“((Blizzard)) are continually proving themselves utterly incompetent when it comes to managing a game as a competitive sport backed by a casual community.
People, ESPECIALLY people in this community seem to fail to realize that a game’s competitive success lives or dies by its casual accessibility. Yeah, in a dream world we all want this ULTRA CUT-THROAT COMPETITIVE FUCK YOUR FACE game where OH MY FUCKING GOD SKILL CEILING SO HIGH NO MULTIPLE BILDING SIELECT FUK AUTO-MICRO OH MY GOD SO COMPETITIVEEE!1111…But in the real world, no one wants to play that game except competitive people.
Competitive games are not fun.
It’s not fun to play ranked matches that affect a ladder ranking. Why on earth would you play a game that gives you ladder anxiety? Why would you play a game where 11/11 or 6 pools or 4gates can kill you in under 4 minutes? Why would you play a game that punishes mistakes so cruelly?
The average, casual player wouldn’t.”
There are a lot of players for whom competitive games are very fun. So his statement that they aren’t seems a bit obscure. Yet, at the same time, anyone who has played a competitive game against people who take it very seriously, where a loss will seriously affect your ranking, will probably find themselves nodding along. It might be fun, but it’s not Fun. Right?
It doesn’t take much thought to start wondering whether there are just lots of different types of fun. The fun of being in a new relationship is different from the fun of writing a story or playing music, or the fun of playing a particularly tough game of Scrabble. And there has been a fair amount of research into theories of fun. I thought it might be interesting to explore a few ideas and see how they might apply to MMOs and their players.
Nicole Lazzaro writes about 4 keys to fun:
- Hard Fun (involves challenge and adversity)
- Easy Fun
- Serious Fun (meaningful accomplishments, real objectives)

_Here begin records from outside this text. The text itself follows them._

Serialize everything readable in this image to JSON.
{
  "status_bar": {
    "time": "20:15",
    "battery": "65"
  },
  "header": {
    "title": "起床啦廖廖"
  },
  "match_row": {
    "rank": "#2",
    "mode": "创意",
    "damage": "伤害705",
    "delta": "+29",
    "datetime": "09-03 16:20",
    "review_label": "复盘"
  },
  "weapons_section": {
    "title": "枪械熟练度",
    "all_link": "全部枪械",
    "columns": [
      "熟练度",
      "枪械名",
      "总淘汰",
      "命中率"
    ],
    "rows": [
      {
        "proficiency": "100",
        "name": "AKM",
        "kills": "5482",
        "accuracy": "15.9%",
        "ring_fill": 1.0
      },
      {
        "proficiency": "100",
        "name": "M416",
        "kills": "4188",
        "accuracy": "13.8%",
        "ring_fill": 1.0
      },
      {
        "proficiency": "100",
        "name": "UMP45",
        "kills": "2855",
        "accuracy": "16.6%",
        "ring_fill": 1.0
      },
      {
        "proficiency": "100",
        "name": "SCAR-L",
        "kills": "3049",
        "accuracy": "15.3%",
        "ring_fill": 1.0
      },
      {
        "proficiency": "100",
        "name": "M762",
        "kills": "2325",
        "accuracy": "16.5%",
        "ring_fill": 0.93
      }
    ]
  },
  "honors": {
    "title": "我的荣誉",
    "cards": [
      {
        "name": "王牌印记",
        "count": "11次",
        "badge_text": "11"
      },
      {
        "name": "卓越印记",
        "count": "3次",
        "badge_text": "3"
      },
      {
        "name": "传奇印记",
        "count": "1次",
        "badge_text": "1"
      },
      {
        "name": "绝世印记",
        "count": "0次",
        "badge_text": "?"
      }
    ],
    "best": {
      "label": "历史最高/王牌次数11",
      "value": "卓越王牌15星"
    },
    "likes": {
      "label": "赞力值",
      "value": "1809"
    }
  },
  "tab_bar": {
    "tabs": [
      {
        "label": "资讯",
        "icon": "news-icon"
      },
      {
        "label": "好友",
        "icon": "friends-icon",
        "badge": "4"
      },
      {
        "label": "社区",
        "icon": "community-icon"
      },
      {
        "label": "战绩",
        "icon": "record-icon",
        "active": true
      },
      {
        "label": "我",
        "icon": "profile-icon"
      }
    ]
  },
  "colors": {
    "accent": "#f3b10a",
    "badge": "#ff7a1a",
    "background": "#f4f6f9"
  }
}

- People Fun (socialising)
These aren’t exclusive, she explains that people often shift between them in a single play session. She also posits that the most successful, best selling games offer at least three of these ‘keys’ to players. This matches Bartle’s argument that virtual worlds need a mixture of different types of player (although his player types don’t tend to switch types several times in a play session.)
I like this model because of the Serious Fun category. The most compelling MMOs can feel meaningful in play, maybe because of the persistent elements. But meaningful play isn’t always fun because it can feel like work, it can feel like having to grind out something you don’t really want to do in order to get to the thing you do, it can feel like having to be on your best form always so as not to slip down the PvP ladder. It may be though that the sense of having to work is one of the things that helps make a game feel meaningful.
And very few players want to play a game that is purely Serious Fun, we have real life for that. Sometimes you want to let off steam, either by zoning out with some easy fun or chatting with guildies for some social fun. The other smart thing is that she’s separated Serious Fun from Hard Fun. So for example, in EVE you might have longterm goals which mean you need to mine. Making those plans and executing them might be part of your Serious Fun, but that doesn’t mean mining is Hard in the sense of top LoL matches.
So for your favourite game, do you think it engages at least three of these keys? I would argue that WoW offers all four keys, although the Serious Fun aspect of the game felt stronger back in TBC, and you have to look for the Hard Fun via Challenge Modes, Arenas, and hard mode raids, or making up your own difficult achievements. EVE, in my brief explorations, lacks easy fun, so maybe one of the ways CCP could make the game more appealing is to make the basics of flying around and mining more fun to do. And it’s interesting to ponder whether even a single player game can offer social fun if you talk to your friends/community about your experiences and strategies for playing afterwards.
- Fantasy (RP, immersion, escapism, make-believe)
- Narrative (story)
- Fellowship (social)
- Discovery (exploring)
- Submission (he describes this as ‘a mindless pastime’)
I’m not sure these work as well as Lazzaro’s categories for MMOs, but he does bring in the idea of stories being fun for some players and the escapism of being in a fantasy world as another source of fun. Sensation might also include games with great visuals, or the feel of flying or swimming in a virtual environment.
As for Starcraft 2, I couldn’t really say how it is doing, although the momentum of eSports is clearly with League of Legends now, a game I’ve never tried because I don’t much fancy the hard, challenging, social fun of being abused by the playerbase while trying to learn it. And that matters too, because it plays into Neodestiny’s argument that competitive games aren’t fun for average, casual players. I would say they could be fun for those players, but they might need to learn some skills first. If the process of learning those skills isn’t fun, then your average player never becomes one of your core competitive gamers and I suspect that this may be where SC2 misses the mark.